Yesterday, while cruising across Fresno to pick up a pizza - which, yes, I ordered over the Internet, thus finally confirming all my wife's fears that had been inflamed by Sandra Bullock's 1995 thriller, "The Net" - I was listening to NPR's "All Things Considered" and caught the tail end of some commentary by Andrew Wallenstein on scripted cable shows:
Cable hasn't entirely lost its artistic streak. AMC is keeping the flame burning with the likes of "Mad Men" and "Breaking Bad." But "The Closer" and "Royal Pains," they get like three times the ratings.
I quickly Tweeted a note to my readers (and myself):
Did NPR just say that "dark equals artistic"? Huh?
BTW, if you'd like to read my Twitter feed, my handle is "akapastorguy".

Back to my story... so, this morning, I pulled by NPR's website & checked the transcript of the commentary to make sure I'd heard him correctly. And I did.
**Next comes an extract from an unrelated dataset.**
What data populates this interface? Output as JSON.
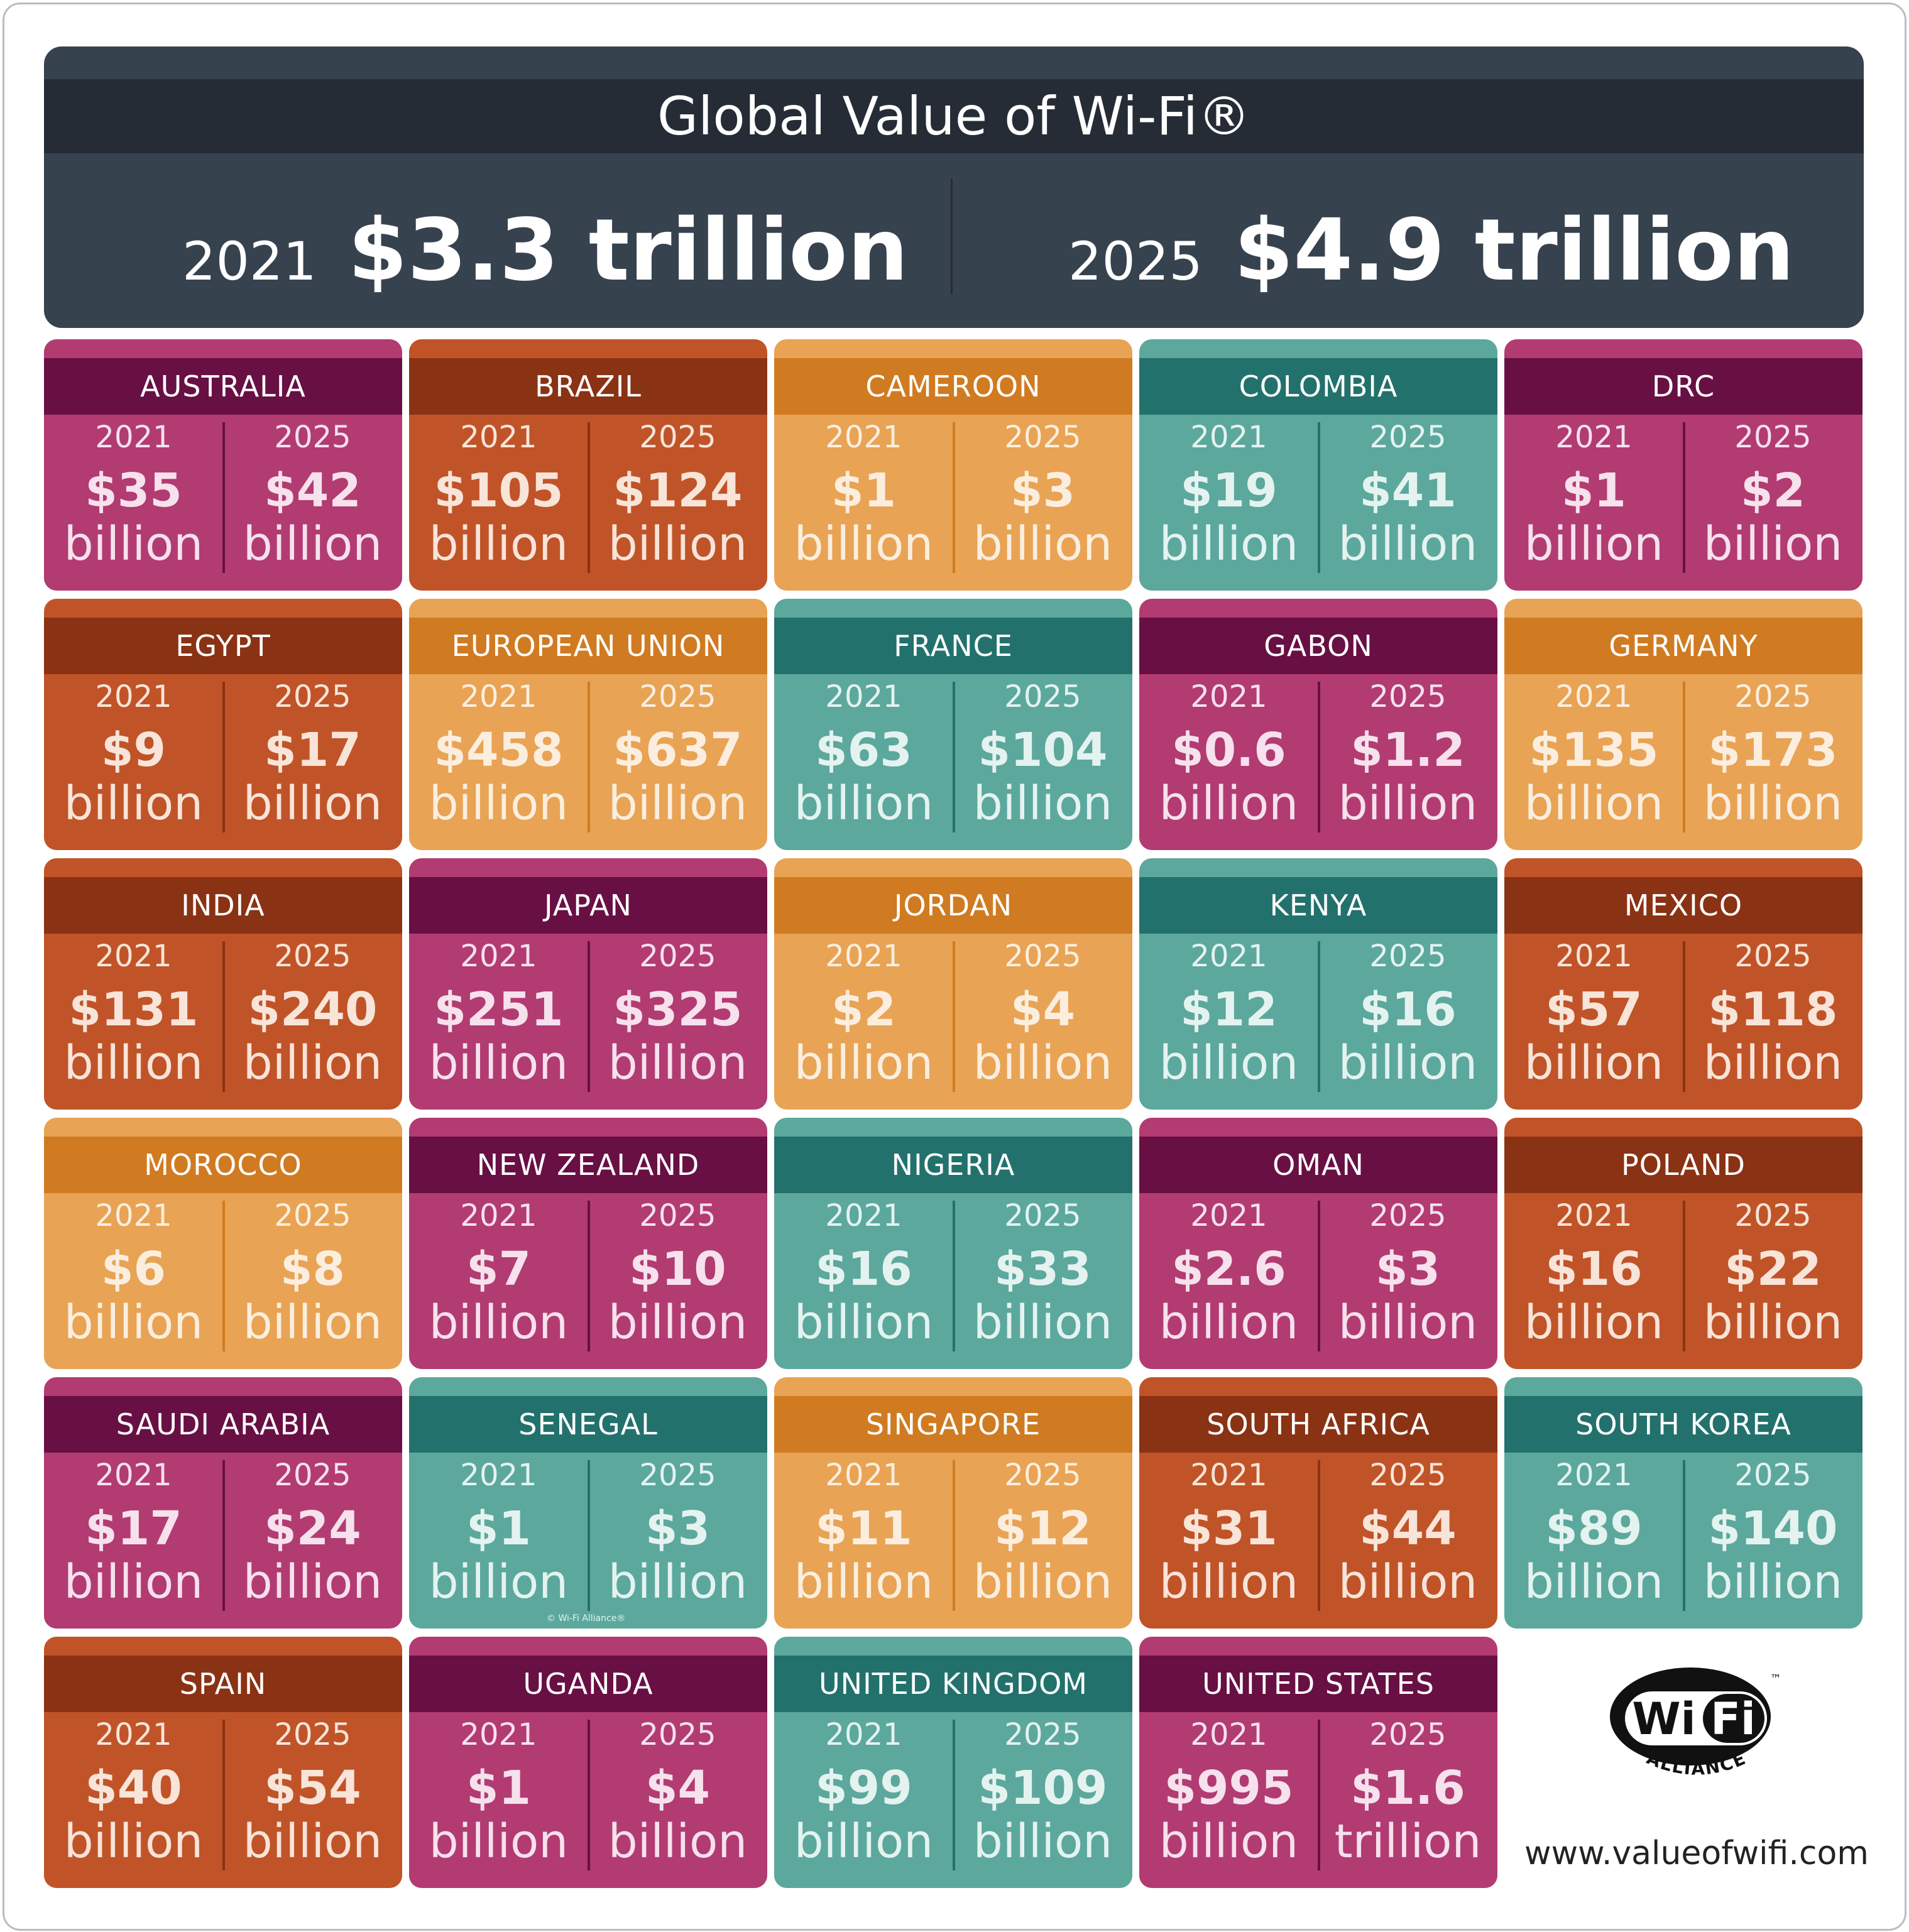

There's two underlying assumptions in the the lines I quoted above that really set me off:
  • First, the implied argument that "Mad Men", "Breaking Bad", and "The Shield" (mentioned earlier in the piece) are good because they are gritty & dark in tone... and not bland detective or medical shows. (After reading the whole piece, I realize that Mr. Wallenstein is attempting to prove that cable programming is becoming derivative & staid - but I still think the particular shows he chose to illustrate his point underline the "darker is gooder" critical viewpoint.
  • Second, the other implied argument is that shows that get better ratings must be, by definition, less artistic than shows which get lesser ratings. While this may be true at times (and at this point it's time to highlight something like "Two & A Half Men"), this isn't a hard & fast rule of thumb - and it's a lousy principle to use for evaluating the subjective artistic worth of any kind of work, be it television, literature, movies or music.

Finally, "artistic" is such a loosey-goosey word to use here - it's vague & subjective & used primarily to "bless" things you like, often in opposition to things that you do not like. (The word "fundamentalist" serves a similar function in religious journalism, except as a pejorative "curse".)